Emerging chemical patterns applied to prediction of P-glycoprotein inhibitors

作者:Pan Xianchao; Chao Li; Tan Wen; Yang Li; Podraza Roman; Mei Hu*
来源:Chemometrics and Intelligent Laboratory Systems, 2014, 137: 140-145.
DOI:10.1016/j.chemolab.2014.06.017

摘要

Recently, emerging chemical patterns (ECPs) has been proposed as a powerful tool for compound classification in cheminformatics. However, the prediction power and applicability of the ECP approach has remained largely unexplored. Herein, the effects of sample size, data quality, and unbalanced data on the prediction performance of ECP were systematically investigated by using a dataset consisted of 666 P-gp inhibitors and 609 non-inhibitors.
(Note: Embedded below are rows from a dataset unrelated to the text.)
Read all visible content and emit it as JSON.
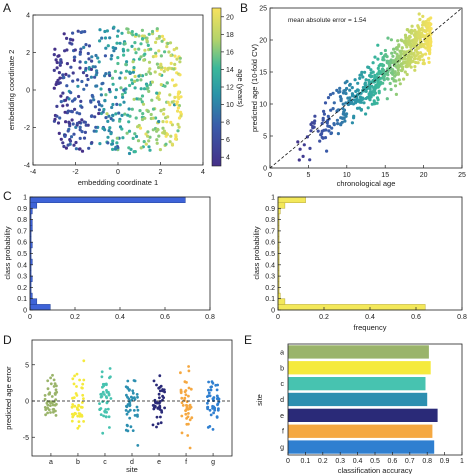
{
  "panels": {
    "A": {
      "letter": "A",
      "xlabel": "embedding coordinate 1",
      "ylabel": "embedding coordinate 2",
      "xticks": [
        "-4",
        "-2",
        "0",
        "2",
        "4"
      ],
      "yticks": [
        "-4",
        "-2",
        "0",
        "2",
        "4"
      ],
      "colorbar_label": "age (years)",
      "colorbar_ticks": [
        "4",
        "6",
        "8",
        "10",
        "12",
        "14",
        "16",
        "18",
        "20"
      ]
    },
    "B": {
      "letter": "B",
      "xlabel": "chronological age",
      "ylabel": "predicted age (10-fold CV)",
      "annotation": "mean absolute error = 1.54",
      "xticks": [
        "0",
        "5",
        "10",
        "15",
        "20",
        "25"
      ],
      "yticks": [
        "0",
        "5",
        "10",
        "15",
        "20",
        "25"
      ]
    },
    "C": {
      "letter": "C",
      "ylabel": "class probability",
      "xticks": [
        "0",
        "0.2",
        "0.4",
        "0.6",
        "0.8"
      ],
      "yticks": [
        "0",
        "0.1",
        "0.2",
        "0.3",
        "0.4",
        "0.5",
        "0.6",
        "0.7",
        "0.8",
        "0.9",
        "1"
      ]
    },
    "C2": {
      "xlabel": "frequency",
      "ylabel": "class probability",
      "xticks": [
        "0",
        "0.2",
        "0.4",
        "0.6",
        "0.8"
      ],
      "yticks": [
        "0",
        "0.1",
        "0.2",
        "0.3",
        "0.4",
        "0.5",
        "0.6",
        "0.7",
        "0.8",
        "0.9",
        "1"
      ]
    },
    "D": {
      "letter": "D",
      "xlabel": "site",
      "ylabel": "predicted age error",
      "yticks": [
        "-5",
        "0",
        "5"
      ]
    },
    "E": {
      "letter": "E",
      "xlabel": "classification accuracy",
      "ylabel": "site",
      "xticks": [
        "0",
        "0.1",
        "0.2",
        "0.3",
        "0.4",
        "0.5",
        "0.6",
        "0.7",
        "0.8",
        "0.9",
        "1"
      ]
    }
  },
  "colors": {
    "viridis_low": "#3d2c8f",
    "viridis_mid": "#2aa6a0",
    "viridis_high": "#f7e25d",
    "blue_hist": "#3e63d8",
    "yellow_hist": "#f3e85a",
    "site_a": "#9ab46a",
    "site_b": "#f5ea3c",
    "site_c": "#47c3b0",
    "site_d": "#2c8fb0",
    "site_e": "#2a2a78",
    "site_f": "#f5a841",
    "site_g": "#2f7fd0"
  },
  "chart_data": [
    {
      "type": "scatter",
      "panel": "A",
      "xlabel": "embedding coordinate 1",
      "ylabel": "embedding coordinate 2",
      "xlim": [
        -4,
        4
      ],
      "ylim": [
        -4,
        4
      ],
      "colorbar": {
        "label": "age (years)",
        "range": [
          3,
          21
        ]
      },
      "clusters": [
        {
          "x_range": [
            -3,
            3
          ],
          "y_range": [
            -3.4,
            3.4
          ],
          "age_range": [
            3,
            21
          ],
          "note": "age increases left to right"
        }
      ]
    },
    {
      "type": "scatter",
      "panel": "B",
      "xlabel": "chronological age",
      "ylabel": "predicted age (10-fold CV)",
      "xlim": [
        0,
        25
      ],
      "ylim": [
        0,
        25
      ],
      "x_range": [
        3.5,
        21
      ],
      "fit": "identity",
      "mean_absolute_error": 1.54,
      "reference_line": {
        "style": "dashed",
        "from": [
          0,
          0
        ],
        "to": [
          25,
          25
        ]
      }
    },
    {
      "type": "bar",
      "panel": "C",
      "orientation": "horizontal",
      "ylabel": "class probability",
      "xlim": [
        0,
        0.8
      ],
      "ylim": [
        0,
        1
      ],
      "bins": [
        0.025,
        0.075,
        0.125,
        0.175,
        0.225,
        0.275,
        0.325,
        0.375,
        0.425,
        0.475,
        0.525,
        0.575,
        0.625,
        0.675,
        0.725,
        0.775,
        0.825,
        0.875,
        0.925,
        0.975
      ],
      "values": [
        0.09,
        0.03,
        0.01,
        0.005,
        0.005,
        0.01,
        0.005,
        0.005,
        0.01,
        0.005,
        0.005,
        0.01,
        0.005,
        0.005,
        0.01,
        0.01,
        0.005,
        0.01,
        0.03,
        0.69
      ]
    },
    {
      "type": "bar",
      "panel": "C2",
      "orientation": "horizontal",
      "xlabel": "frequency",
      "ylabel": "class probability",
      "xlim": [
        0,
        0.8
      ],
      "ylim": [
        0,
        1
      ],
      "bins": [
        0.025,
        0.075,
        0.125,
        0.175,
        0.225,
        0.275,
        0.325,
        0.375,
        0.425,
        0.475,
        0.525,
        0.575,
        0.625,
        0.675,
        0.725,
        0.775,
        0.825,
        0.875,
        0.925,
        0.975
      ],
      "values": [
        0.64,
        0.03,
        0.01,
        0.005,
        0.005,
        0.005,
        0.005,
        0.005,
        0.005,
        0.005,
        0.005,
        0.005,
        0.005,
        0.005,
        0.005,
        0.005,
        0.005,
        0.01,
        0.03,
        0.12
      ]
    },
    {
      "type": "scatter",
      "panel": "D",
      "xlabel": "site",
      "ylabel": "predicted age error",
      "categories": [
        "a",
        "b",
        "c",
        "d",
        "e",
        "f",
        "g"
      ],
      "ylim": [
        -8,
        8
      ],
      "reference_line": {
        "style": "dashed",
        "y": 0
      },
      "series_spread": [
        4,
        4.5,
        4.5,
        4.5,
        4,
        4.5,
        4
      ]
    },
    {
      "type": "bar",
      "panel": "E",
      "orientation": "horizontal",
      "xlabel": "classification accuracy",
      "ylabel": "site",
      "categories": [
        "a",
        "b",
        "c",
        "d",
        "e",
        "f",
        "g"
      ],
      "values": [
        0.81,
        0.82,
        0.79,
        0.8,
        0.86,
        0.83,
        0.84
      ],
      "xlim": [
        0,
        1
      ]
    }
  ]
}
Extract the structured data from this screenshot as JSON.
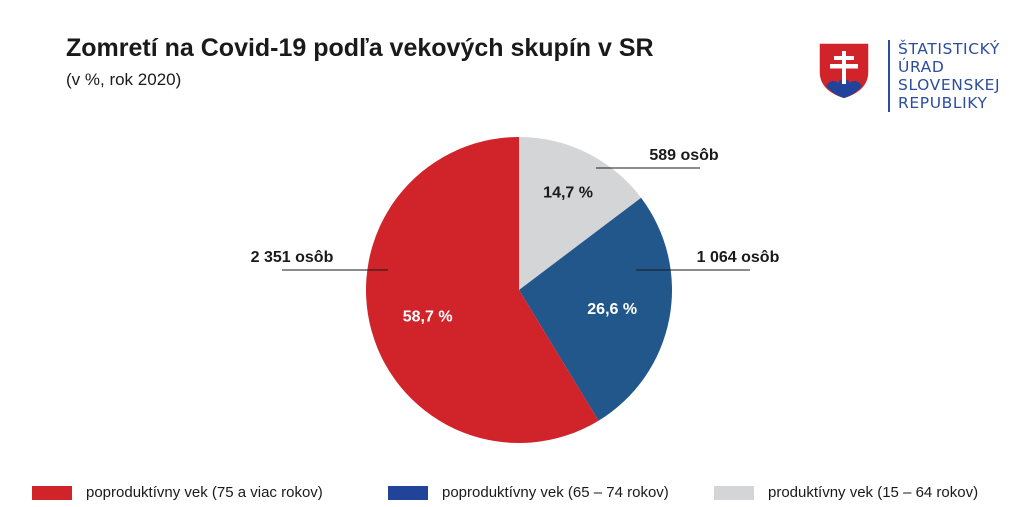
{
  "header": {
    "title": "Zomretí na Covid-19 podľa vekových skupín v SR",
    "subtitle": "(v %, rok 2020)"
  },
  "logo": {
    "lines": [
      "ŠTATISTICKÝ",
      "ÚRAD",
      "SLOVENSKEJ",
      "REPUBLIKY"
    ],
    "icon": "slovak-coat-of-arms-icon",
    "color": "#2a4da0"
  },
  "chart_data": {
    "type": "pie",
    "title": "Zomretí na Covid-19 podľa vekových skupín v SR",
    "subtitle": "(v %, rok 2020)",
    "legend_position": "bottom",
    "slices": [
      {
        "name": "produktívny vek (15 – 64 rokov)",
        "value": 14.7,
        "label": "14,7 %",
        "count": 589,
        "count_label": "589 osôb",
        "color": "#d4d5d7",
        "text_color": "#1a1a1a"
      },
      {
        "name": "poproduktívny vek (65 – 74 rokov)",
        "value": 26.6,
        "label": "26,6 %",
        "count": 1064,
        "count_label": "1 064 osôb",
        "color": "#22578c",
        "text_color": "#ffffff"
      },
      {
        "name": "poproduktívny vek (75 a viac rokov)",
        "value": 58.7,
        "label": "58,7 %",
        "count": 2351,
        "count_label": "2 351 osôb",
        "color": "#d0232a",
        "text_color": "#ffffff"
      }
    ],
    "legend": [
      {
        "label": "poproduktívny vek (75 a viac rokov)",
        "color": "#d0232a"
      },
      {
        "label": "poproduktívny vek (65 – 74 rokov)",
        "color": "#22439a"
      },
      {
        "label": "produktívny vek (15 – 64 rokov)",
        "color": "#d4d5d7"
      }
    ]
  }
}
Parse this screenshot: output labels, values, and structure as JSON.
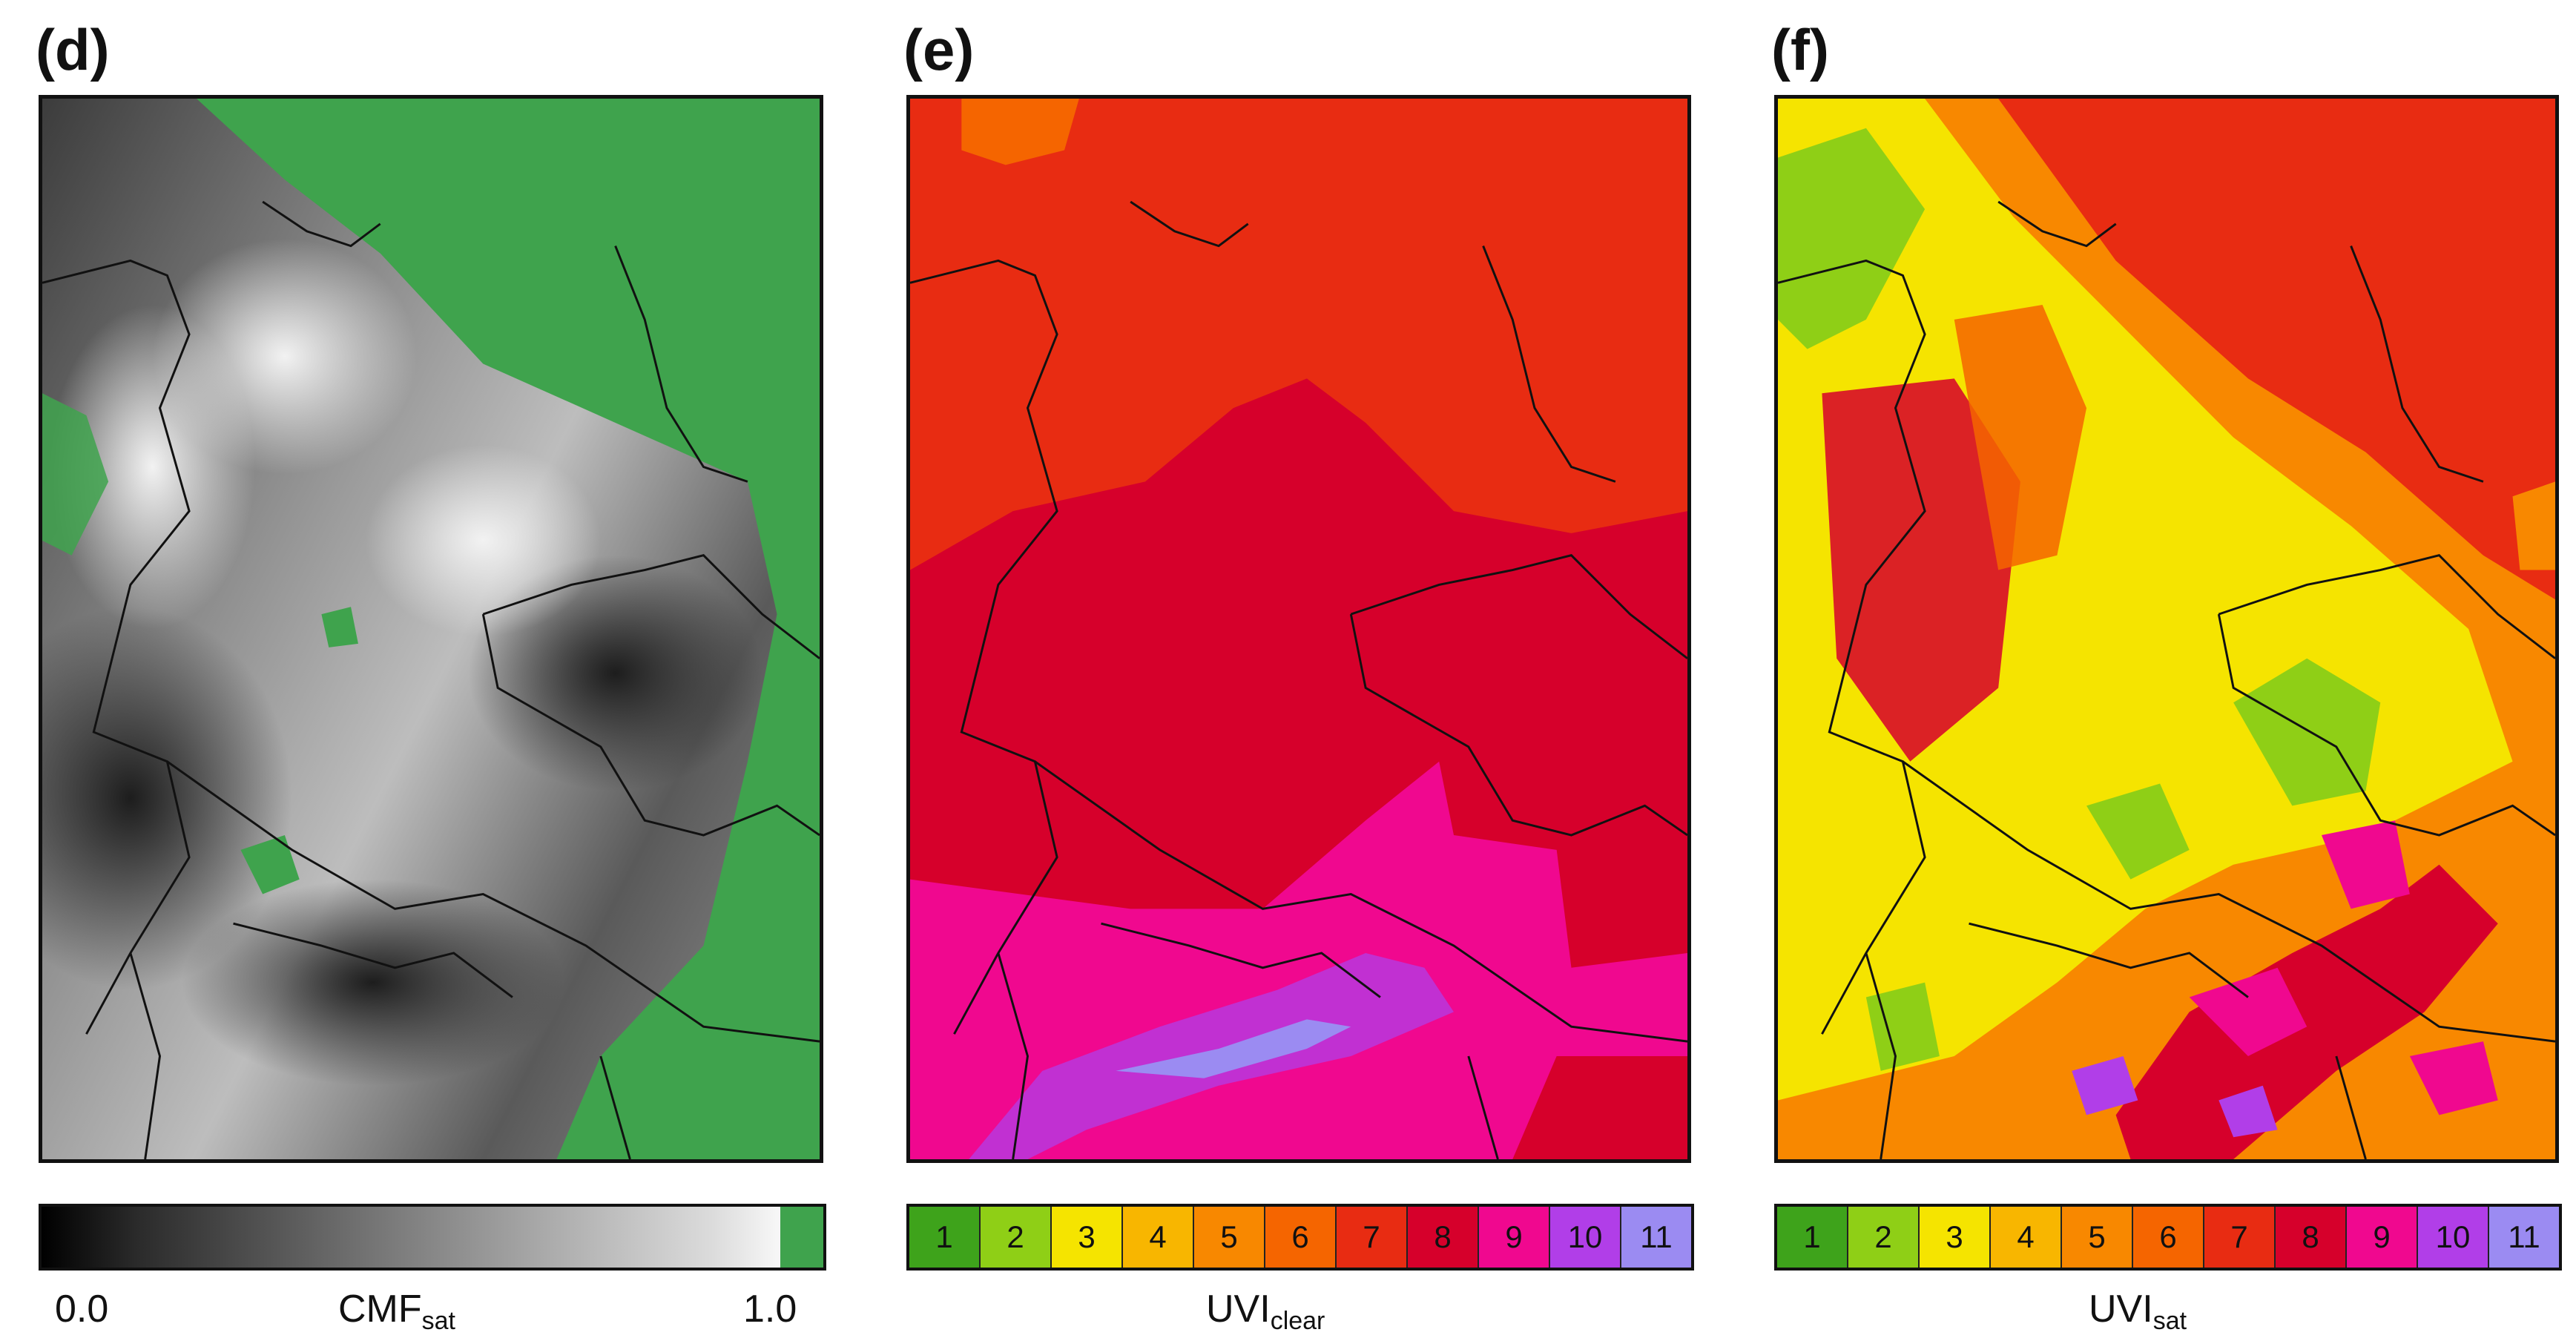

The results showed that the ECP classification can achieve high sensitivity and modest specificities, depending on the size or positive-to-negative ratio of a training set. For a training set with only 3 positive and 3 negative training samples, a predictive ECP model was obtained with sensitivity larger than 0.95 for 418 test samples. In addition, the results showed that the prediction performance of an ECP model was strongly influenced by the quality of training samples. Taken together, the ECP approach renders methodology attractive for the virtual screening of lead compounds, especially when few positive samples are available.